Here are some photos of the kids who are 24hrs old out with mom. Can you guys help me with there colors? I'm not the greatest at it. Thanks

Tia


----------



## Payton (Dec 6, 2012)

Speedy


----------



## Payton (Dec 6, 2012)

Misty Rose


----------



## nancy d (Oct 5, 2007)

Love the do one the first one!


----------



## Payton (Dec 6, 2012)

I'm thinking about keeping her. She is my fav...


----------



## ThreeHavens (Oct 20, 2011)

Oh that precious face looking up at you ...

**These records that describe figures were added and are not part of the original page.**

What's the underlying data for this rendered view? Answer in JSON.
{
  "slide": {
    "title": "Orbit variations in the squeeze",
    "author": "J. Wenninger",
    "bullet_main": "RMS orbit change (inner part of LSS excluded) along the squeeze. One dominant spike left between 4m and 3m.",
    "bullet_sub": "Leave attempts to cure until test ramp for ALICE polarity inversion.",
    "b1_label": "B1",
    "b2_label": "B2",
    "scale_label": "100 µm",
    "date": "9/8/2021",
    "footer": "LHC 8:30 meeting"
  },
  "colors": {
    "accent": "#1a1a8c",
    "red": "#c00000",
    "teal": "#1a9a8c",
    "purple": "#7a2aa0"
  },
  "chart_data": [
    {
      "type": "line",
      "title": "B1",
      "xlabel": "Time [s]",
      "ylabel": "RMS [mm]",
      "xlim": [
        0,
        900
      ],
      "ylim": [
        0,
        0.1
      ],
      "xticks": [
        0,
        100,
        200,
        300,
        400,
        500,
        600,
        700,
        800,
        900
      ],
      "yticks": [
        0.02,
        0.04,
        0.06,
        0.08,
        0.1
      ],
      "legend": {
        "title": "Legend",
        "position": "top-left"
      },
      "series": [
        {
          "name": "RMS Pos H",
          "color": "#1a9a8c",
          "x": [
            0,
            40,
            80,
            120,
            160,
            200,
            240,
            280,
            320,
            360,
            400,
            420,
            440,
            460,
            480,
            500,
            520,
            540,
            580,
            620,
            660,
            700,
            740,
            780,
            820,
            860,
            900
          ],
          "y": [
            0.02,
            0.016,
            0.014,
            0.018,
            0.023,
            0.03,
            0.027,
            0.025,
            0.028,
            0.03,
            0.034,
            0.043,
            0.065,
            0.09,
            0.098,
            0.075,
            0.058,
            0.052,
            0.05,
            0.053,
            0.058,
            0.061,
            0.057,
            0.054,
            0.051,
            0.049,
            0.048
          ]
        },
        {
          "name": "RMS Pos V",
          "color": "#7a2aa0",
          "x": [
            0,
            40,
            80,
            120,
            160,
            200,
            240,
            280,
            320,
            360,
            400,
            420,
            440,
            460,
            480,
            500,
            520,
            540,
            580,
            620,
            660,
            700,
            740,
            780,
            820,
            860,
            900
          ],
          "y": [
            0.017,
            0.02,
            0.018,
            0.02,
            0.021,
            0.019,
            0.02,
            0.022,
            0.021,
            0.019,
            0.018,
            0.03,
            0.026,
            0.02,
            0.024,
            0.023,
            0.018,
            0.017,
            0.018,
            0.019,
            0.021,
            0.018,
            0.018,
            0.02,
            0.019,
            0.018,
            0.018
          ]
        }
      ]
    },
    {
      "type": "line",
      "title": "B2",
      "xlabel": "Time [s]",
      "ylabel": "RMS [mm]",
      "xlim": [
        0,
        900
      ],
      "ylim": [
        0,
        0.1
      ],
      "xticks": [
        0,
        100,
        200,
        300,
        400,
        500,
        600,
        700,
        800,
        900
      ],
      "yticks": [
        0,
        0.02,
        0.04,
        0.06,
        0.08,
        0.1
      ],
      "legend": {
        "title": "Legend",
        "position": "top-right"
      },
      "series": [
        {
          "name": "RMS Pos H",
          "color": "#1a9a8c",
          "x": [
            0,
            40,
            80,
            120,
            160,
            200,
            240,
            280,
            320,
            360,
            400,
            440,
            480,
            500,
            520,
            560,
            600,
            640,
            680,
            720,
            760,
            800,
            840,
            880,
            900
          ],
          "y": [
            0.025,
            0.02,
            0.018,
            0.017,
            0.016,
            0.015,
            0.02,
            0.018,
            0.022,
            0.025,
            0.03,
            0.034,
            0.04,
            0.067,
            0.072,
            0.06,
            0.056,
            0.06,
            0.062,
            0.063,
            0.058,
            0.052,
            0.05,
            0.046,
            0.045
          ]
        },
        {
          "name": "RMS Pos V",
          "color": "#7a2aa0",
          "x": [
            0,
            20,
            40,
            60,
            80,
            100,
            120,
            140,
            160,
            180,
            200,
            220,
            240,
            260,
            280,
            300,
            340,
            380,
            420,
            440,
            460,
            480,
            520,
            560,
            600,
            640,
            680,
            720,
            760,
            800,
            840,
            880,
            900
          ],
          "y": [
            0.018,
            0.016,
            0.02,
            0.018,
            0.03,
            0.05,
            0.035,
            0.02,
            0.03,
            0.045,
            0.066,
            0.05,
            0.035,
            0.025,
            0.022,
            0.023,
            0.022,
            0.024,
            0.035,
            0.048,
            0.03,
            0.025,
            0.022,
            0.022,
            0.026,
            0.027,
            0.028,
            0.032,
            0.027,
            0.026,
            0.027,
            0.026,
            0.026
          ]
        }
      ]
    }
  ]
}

I would call Tia gold with white overlay; speedy is chamoisee with white overlay.


----------



## Payton (Dec 6, 2012)

Thank you! What would you call Misty?


----------



## GoatGirlyGirl (Jun 5, 2013)

THEY ARE PRECIOUS! congratulations!  here's my little girl that I am getting next week she was much younger in these pics.


----------



## OwnedByTheGoats (Mar 7, 2013)

Tia is scaring me she is so cute. Oh. My. Fluff.


----------



## TrinityRanch (Mar 26, 2013)

I think Rose is the sweetest little girl!!!!! I would call her an angel cake cupcake with buttercream frosting.


----------



## Payton (Dec 6, 2012)

Haha thanks guys!!! They are all pretty darn cute!


----------



## Abra (Aug 11, 2012)

I LOVE LOVE LOVE the colors on Speedy!!!
I want a Standard doe colored like that!


----------



## Payton (Dec 6, 2012)

Thank you. I would agree a doe in that color would be pretty!!


----------